Tekfirci terör örgütü IŞİD komutanlarına seslenen Nasrallah şunları söyledi: Kesin ve kati surette kader belirleyici savaşımıza devam edeceğiz ve bu savaşın neticesi de kesin bellidir ve biz bu fırsatı elden vermeyi düşünmüyoruz.

Siz değerli Lübnan halkı; çok büyük bir zafere doğru ilerlemektesiniz bu büyük zafer ile gurur duymalısınız.

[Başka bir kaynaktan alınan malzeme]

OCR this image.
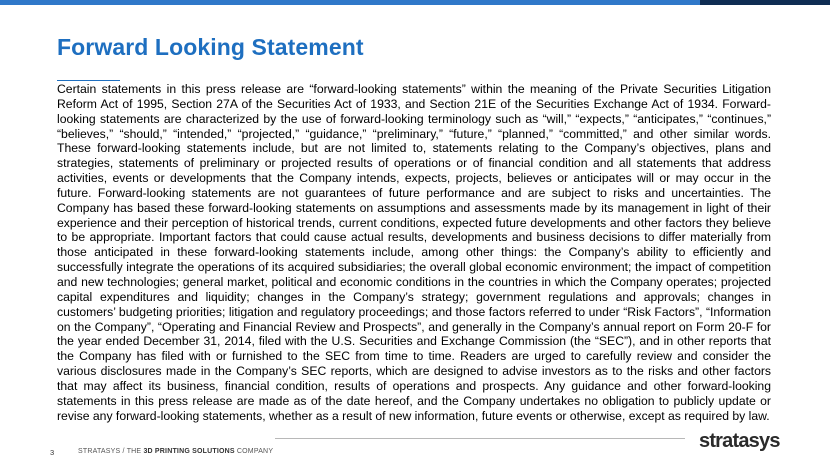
Forward Looking Statement

Certain statements in this press release are “forward-looking statements” within the meaning of the Private Securities Litigation Reform Act of 1995, Section 27A of the Securities Act of 1933, and Section 21E of the Securities Exchange Act of 1934. Forward-looking statements are characterized by the use of forward-looking terminology such as “will,” “expects,” “anticipates,” “continues,” “believes,” “should,” “intended,” “projected,” “guidance,” “preliminary,” “future,” “planned,” “committed,” and other similar words. These forward-looking statements include, but are not limited to, statements relating to the Company’s objectives, plans and strategies, statements of preliminary or projected results of operations or of financial condition and all statements that address activities, events or developments that the Company intends, expects, projects, believes or anticipates will or may occur in the future. Forward-looking statements are not guarantees of future performance and are subject to risks and uncertainties. The Company has based these forward-looking statements on assumptions and assessments made by its management in light of their experience and their perception of historical trends, current conditions, expected future developments and other factors they believe to be appropriate. Important factors that could cause actual results, developments and business decisions to differ materially from those anticipated in these forward-looking statements include, among other things: the Company’s ability to efficiently and successfully integrate the operations of its acquired subsidiaries; the overall global economic environment; the impact of competition and new technologies; general market, political and economic conditions in the countries in which the Company operates; projected capital expenditures and liquidity; changes in the Company’s strategy; government regulations and approvals; changes in customers’ budgeting priorities; litigation and regulatory proceedings; and those factors referred to under “Risk Factors”, “Information on the Company”, “Operating and Financial Review and Prospects”, and generally in the Company’s annual report on Form 20-F for the year ended December 31, 2014, filed with the U.S. Securities and Exchange Commission (the “SEC”), and in other reports that the Company has filed with or furnished to the SEC from time to time. Readers are urged to carefully review and consider the various disclosures made in the Company’s SEC reports, which are designed to advise investors as to the risks and other factors that may affect its business, financial condition, results of operations and prospects. Any guidance and other forward-looking statements in this press release are made as of the date hereof, and the Company undertakes no obligation to publicly update or revise any forward-looking statements, whether as a result of new information, future events or otherwise, except as required by law.

3	STRATASYS / THE 3D PRINTING SOLUTIONS COMPANY	stratasys
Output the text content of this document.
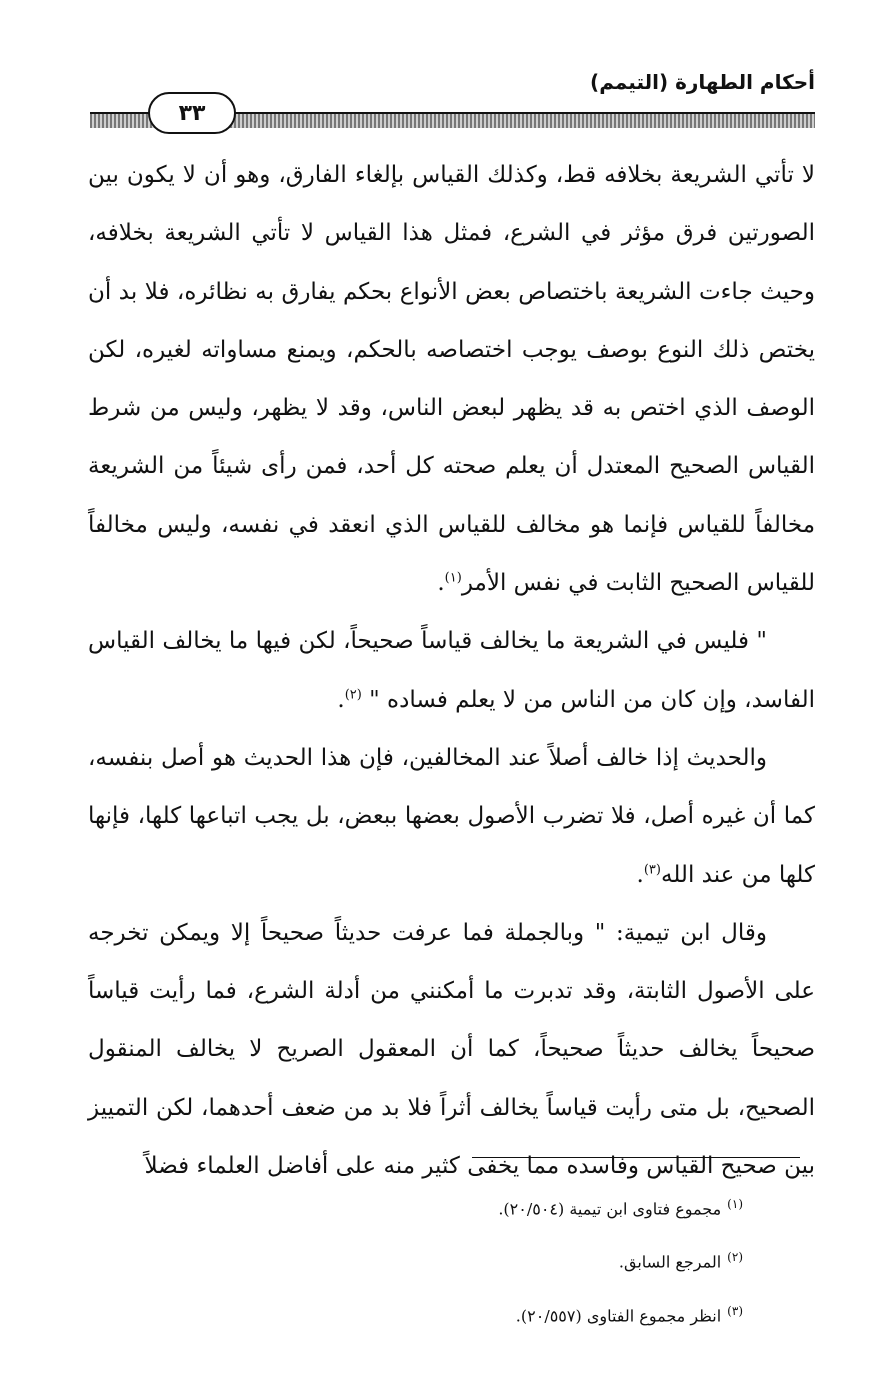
أحكام الطهارة (التيمم)
٣٣

لا تأتي الشريعة بخلافه قط، وكذلك القياس بإلغاء الفارق، وهو أن لا يكون بين الصورتين فرق مؤثر في الشرع، فمثل هذا القياس لا تأتي الشريعة بخلافه، وحيث جاءت الشريعة باختصاص بعض الأنواع بحكم يفارق به نظائره، فلا بد أن يختص ذلك النوع بوصف يوجب اختصاصه بالحكم، ويمنع مساواته لغيره، لكن الوصف الذي اختص به قد يظهر لبعض الناس، وقد لا يظهر، وليس من شرط القياس الصحيح المعتدل أن يعلم صحته كل أحد، فمن رأى شيئاً من الشريعة مخالفاً للقياس فإنما هو مخالف للقياس الذي انعقد في نفسه، وليس مخالفاً للقياس الصحيح الثابت في نفس الأمر$^{(١)}$.

" فليس في الشريعة ما يخالف قياساً صحيحاً، لكن فيها ما يخالف القياس الفاسد، وإن كان من الناس من لا يعلم فساده " $^{(٢)}$.

والحديث إذا خالف أصلاً عند المخالفين، فإن هذا الحديث هو أصل بنفسه، كما أن غيره أصل، فلا تضرب الأصول بعضها ببعض، بل يجب اتباعها كلها، فإنها كلها من عند الله$^{(٣)}$.

وقال ابن تيمية: " وبالجملة فما عرفت حديثاً صحيحاً إلا ويمكن تخرجه على الأصول الثابتة، وقد تدبرت ما أمكنني من أدلة الشرع، فما رأيت قياساً صحيحاً يخالف حديثاً صحيحاً، كما أن المعقول الصريح لا يخالف المنقول الصحيح، بل متى رأيت قياساً يخالف أثراً فلا بد من ضعف أحدهما، لكن التمييز بين صحيح القياس وفاسده مما يخفى كثير منه على أفاضل العلماء فضلاً

$^{(١)}$مجموع فتاوى ابن تيمية (٢٠/٥٠٤).
$^{(٢)}$المرجع السابق.
$^{(٣)}$انظر مجموع الفتاوى (٢٠/٥٥٧).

Nasrallah, Büyük Şeytan Amerika ve bazı Lübnanlılara da şunları söyledi: Güneşi balçıkla sıvayamazsınız. Ben bazı medya kuruluşlarının itibarını kaybettiğini düşünüyorum zira Kalamun zaferini örtbas etmeye çalıştılar ve gündeme getirmediler zaten insanlarımız bu tür medya kuruşlarını kabul etmemektedir.

Bazı siyasiler ve medya kuruluşları, aynı hedef uğruna savaşan ve şehit düşen iki gence, birine şehit diğerineyse hayatını kaybetti diyerek, ayırım yapmaya çalışıyorlar, bazı Lübnan medya kuruluşları buna dikkat etmeli ve ahlaki açıdan Lübnan’ın yararına olacak şekilde haber sunmalıdırlar.

Bu savaşta en büyük kazanımımız ‘‘Ordu, Millet ve Direniş’’ birlikteliği olmuştur, buna Suriye ordusunu da katmalıyız.

Çok yakın bir zamanda Lübnan-Suriye sınırında nihai zafer kaçınılmazdır. 25 Mayıs 2000 bizim ilk nihai zaferimizdi, şimdiyse ikinci nihai zaferimiz yoldadır ve bu büyük zaferin kadrini bilmeliyiz.